42 años después del terremoto que azotó Yungay
Por Erick Quintana
Domingo 31 de mayo. Las agujas del reloj marcaban las tres y veinte de la tarde. La mayoría de peruanos miraban atentos el partido que daba por inaugurado el mundial de fútbol en México. Unos noventa habitantes del pueblo de Yungay se encontraban en La Plaza de Armas; algunos niños, con toda la emoción e inocencia que los caracteriza iban entusiasmados a la función del circo Verolina; otros llegaban al cementerio- construido en la época preinca- para visitar a sus familiares. Solamente cinco minutos más tarde ocurrió la tragedia más grande que azotó al pueblo ancashino. La tierra empezó a temblar, las casas, hechas de adobe y quincha, se derrumbaban cual castillo de naipes.
“¡Jesús, Dios mío, aplaca tu ira!, ¡Jesús, ayúdanos y protégenos! ¡Virgencita, sálvanos de esta tragedia!”. Gritaban las madres, con sus hijos en brazos, de manera desesperada y llorando desconsoladamente mientras miraban como sus hogares, construidos con todo el esfuerzo y el trabajo de muchos años, se venía abajo en tan solo algunos segundos. Cuando toda la tragedia parecía haber culminado vino algo inesperado.
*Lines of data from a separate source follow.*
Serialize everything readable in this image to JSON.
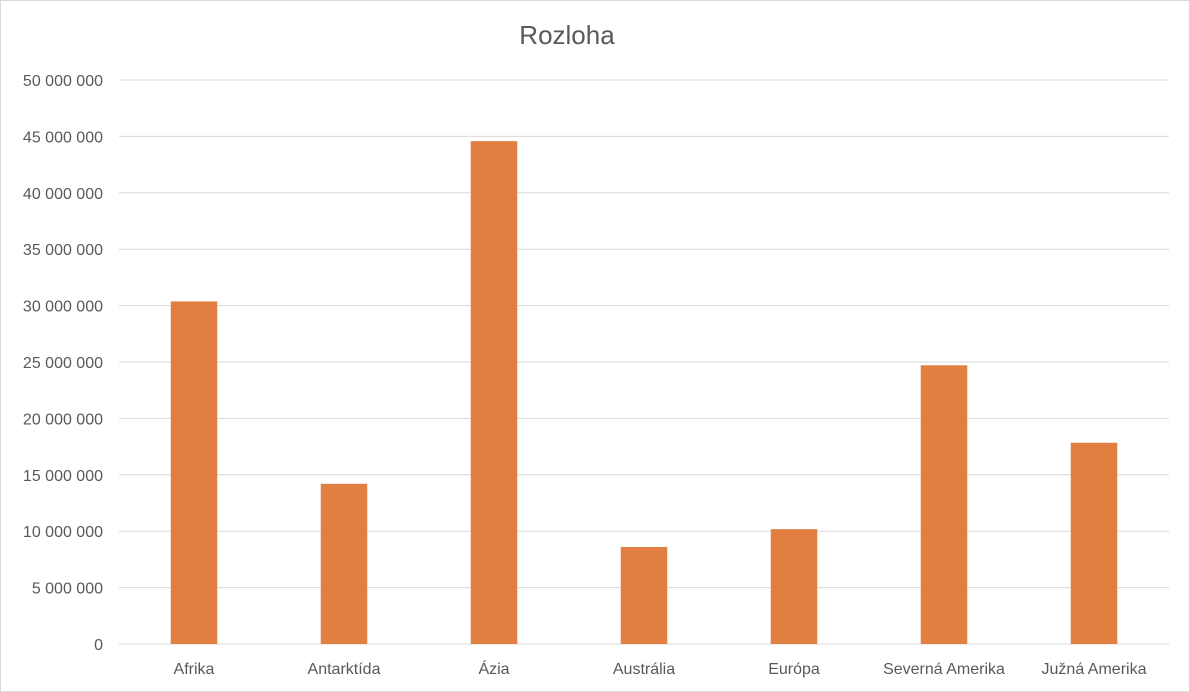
{
  "chart_data": {
    "type": "bar",
    "title": "Rozloha",
    "xlabel": "",
    "ylabel": "",
    "categories": [
      "Afrika",
      "Antarktída",
      "Ázia",
      "Austrália",
      "Európa",
      "Severná Amerika",
      "Južná Amerika"
    ],
    "values": [
      30370000,
      14200000,
      44579000,
      8600000,
      10180000,
      24709000,
      17840000
    ],
    "ylim": [
      0,
      50000000
    ],
    "yticks": [
      0,
      5000000,
      10000000,
      15000000,
      20000000,
      25000000,
      30000000,
      35000000,
      40000000,
      45000000,
      50000000
    ],
    "ytick_labels": [
      "0",
      "5 000 000",
      "10 000 000",
      "15 000 000",
      "20 000 000",
      "25 000 000",
      "30 000 000",
      "35 000 000",
      "40 000 000",
      "45 000 000",
      "50 000 000"
    ],
    "grid": true,
    "legend": "none",
    "bar_color": "#E07F3F",
    "grid_color": "#D9D9D9",
    "text_color": "#595959"
  }
}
Del hermoso nevado del Huascarán se desprendió un bloque de nieve. En su paso arrastró todo lo que se le cruzaba, haciéndose cada vez más gigante, hasta que llegó y cubrió el pueblo de Yungay, volviéndolo así en un pueblo fantasma. Ochenta mil muertos y aproximadamente unos veinte mil desaparecidos. El Callejón de Huaylas destruida en su totalidad, los pueblos de Yungay y Recuay desaparecieron del mapa. Un manto de polvo negro cubría la ciudad por completo. Solamente se salvaron los niños que asistieron al circo, además de las personas que se encontraban en la plaza y en el cementerio. Todo esto ocurrió en 1970.
Hoy, cuarenta y dos años después de esa fatídica tarde, nos preguntamos si en realidad estamos preparados para afrontar una situación similar o, quizá, peor. ¿Tomamos conciencia de cuántas víctimas ocasionaría un terremoto de grandes magnitudes en nuestra ciudad? ¿Tomamos con seriedad los simulacros de sismo, los cuales nos podrían salvar la vida? ¿Tenemos listo un botiquín de emergencia por si sucediera un movimiento telúrico? ¿Sabemos dónde se encuentran los lugares seguros en nuestras viviendas, centro de estudios o trabajo? ¿En realidad sabemos qué hacer durante y después de un sismo? Por eso, como dice la famosa frase: ¡Prevenir es mejor que lamentar!